08:33 08-07-2026
Hyundai Palisade Hybrid Calligraphy Black Ink: o topo de gama familiar fica todo preto
A versão 2027 troca o cromado pelo preto brilhante, mantém o híbrido turbo de 329 cv e arranca nos 59.280 dólares. As vendas começam em julho.
A Hyundai amplia a gama Palisade não com mecânica nova, mas com um estatuto visual mais caro. Nos Estados Unidos, a marca apresentou o Palisade Hybrid Calligraphy Black Ink para 2027 — uma nova versão topo de gama do SUV familiar de três filas, com adornos escurecidos, emblemas pretos e um preço a partir de 59.280 dólares, transporte incluído. A versão com tração integral custa 61.280 dólares.
O Black Ink assenta no Palisade Hybrid Calligraphy e só está disponível com o conjunto híbrido 2,5 Turbo. Para a Hyundai faz sentido: o Palisade híbrido parece um topo de gama mais moderno do que a versão a gasolina, e o acabamento preto aproxima este crossover familiar comum de uma perceção premium. As vendas nos EUA começam em julho de 2026.
A essência desta versão está na renúncia total ao cromado claro. O Palisade recebe logótipos Hyundai pretos, emblemas escurecidos, acentos pretos na grelha, uma moldura superior dos vidros em preto brilhante, barras de tejadilho pretas, jantes em preto brilhante e adornos escuros nos para-choques e nos elementos de proteção inferiores. Há três cores de carroçaria: Abyss Black Pearl, Ecotronic Gray Pearl e Creamy White Pearl — todas combinadas com um único esquema em preto.

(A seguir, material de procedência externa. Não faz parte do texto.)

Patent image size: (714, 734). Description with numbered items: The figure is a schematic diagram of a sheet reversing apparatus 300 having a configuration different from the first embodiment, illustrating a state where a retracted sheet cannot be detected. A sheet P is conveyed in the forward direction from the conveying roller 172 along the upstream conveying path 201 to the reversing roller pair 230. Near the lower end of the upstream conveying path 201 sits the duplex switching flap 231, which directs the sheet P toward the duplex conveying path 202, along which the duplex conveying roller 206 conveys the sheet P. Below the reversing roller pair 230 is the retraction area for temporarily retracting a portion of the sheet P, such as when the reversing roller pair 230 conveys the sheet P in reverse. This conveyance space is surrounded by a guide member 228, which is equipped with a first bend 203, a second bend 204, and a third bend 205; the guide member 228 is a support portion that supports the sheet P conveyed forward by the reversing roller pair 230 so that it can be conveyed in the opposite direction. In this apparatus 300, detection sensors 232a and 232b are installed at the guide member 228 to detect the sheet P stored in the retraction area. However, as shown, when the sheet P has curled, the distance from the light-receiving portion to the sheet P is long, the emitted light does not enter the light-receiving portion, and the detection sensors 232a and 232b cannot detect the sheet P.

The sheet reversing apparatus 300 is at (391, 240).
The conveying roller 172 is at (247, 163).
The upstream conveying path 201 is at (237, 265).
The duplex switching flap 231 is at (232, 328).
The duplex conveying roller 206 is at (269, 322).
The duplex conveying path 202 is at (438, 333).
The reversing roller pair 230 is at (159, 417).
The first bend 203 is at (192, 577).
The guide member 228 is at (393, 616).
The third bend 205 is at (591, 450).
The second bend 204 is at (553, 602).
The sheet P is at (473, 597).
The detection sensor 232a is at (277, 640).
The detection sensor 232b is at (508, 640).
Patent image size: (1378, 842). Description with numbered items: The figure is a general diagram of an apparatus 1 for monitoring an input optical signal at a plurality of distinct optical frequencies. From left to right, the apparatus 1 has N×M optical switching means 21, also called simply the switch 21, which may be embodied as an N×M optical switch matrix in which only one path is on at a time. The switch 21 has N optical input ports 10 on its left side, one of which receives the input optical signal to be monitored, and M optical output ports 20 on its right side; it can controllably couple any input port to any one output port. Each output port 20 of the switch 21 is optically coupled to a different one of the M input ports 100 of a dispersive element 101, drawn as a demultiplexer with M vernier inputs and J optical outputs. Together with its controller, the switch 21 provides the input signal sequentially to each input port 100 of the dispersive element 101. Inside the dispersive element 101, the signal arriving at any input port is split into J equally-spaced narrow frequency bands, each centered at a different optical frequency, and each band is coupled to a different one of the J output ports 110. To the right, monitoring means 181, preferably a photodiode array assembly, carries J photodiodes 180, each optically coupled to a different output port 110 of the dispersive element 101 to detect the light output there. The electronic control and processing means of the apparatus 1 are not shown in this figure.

A jogada encaixa bem na nova estratégia da Hyundai. O Palisade desempenha há muito o papel de topo de gama para quem quer um grande SUV familiar com a sensação de um carro caro, mas sem passar para a Genesis. Olabisi Boyle, vice-presidente sénior de planeamento de produto e estratégia de mobilidade da Hyundai Motor North America, explicou a ideia Black Ink como um reforço do «gume, presença e distinção» do modelo: o comprador deve sentir todos os meses que o carro vale o seu preço.
Tecnicamente, o Palisade Hybrid continua a ser um dos argumentos mais fortes do modelo. Segundo a Car and Driver, o sistema híbrido — um turbo de 2,5 litros, dois motores elétricos e uma caixa automática de seis relações — desenvolve 329 cv e 339 lb-ft, ou seja, cerca de 460 Nm. Nos testes, este Palisade atingia os 97 km/h em 6,6 segundos, enquanto o Blue SEL Premium de tração dianteira promete até 6,9 l/100 km em ciclo misto e uma autonomia até 996 km.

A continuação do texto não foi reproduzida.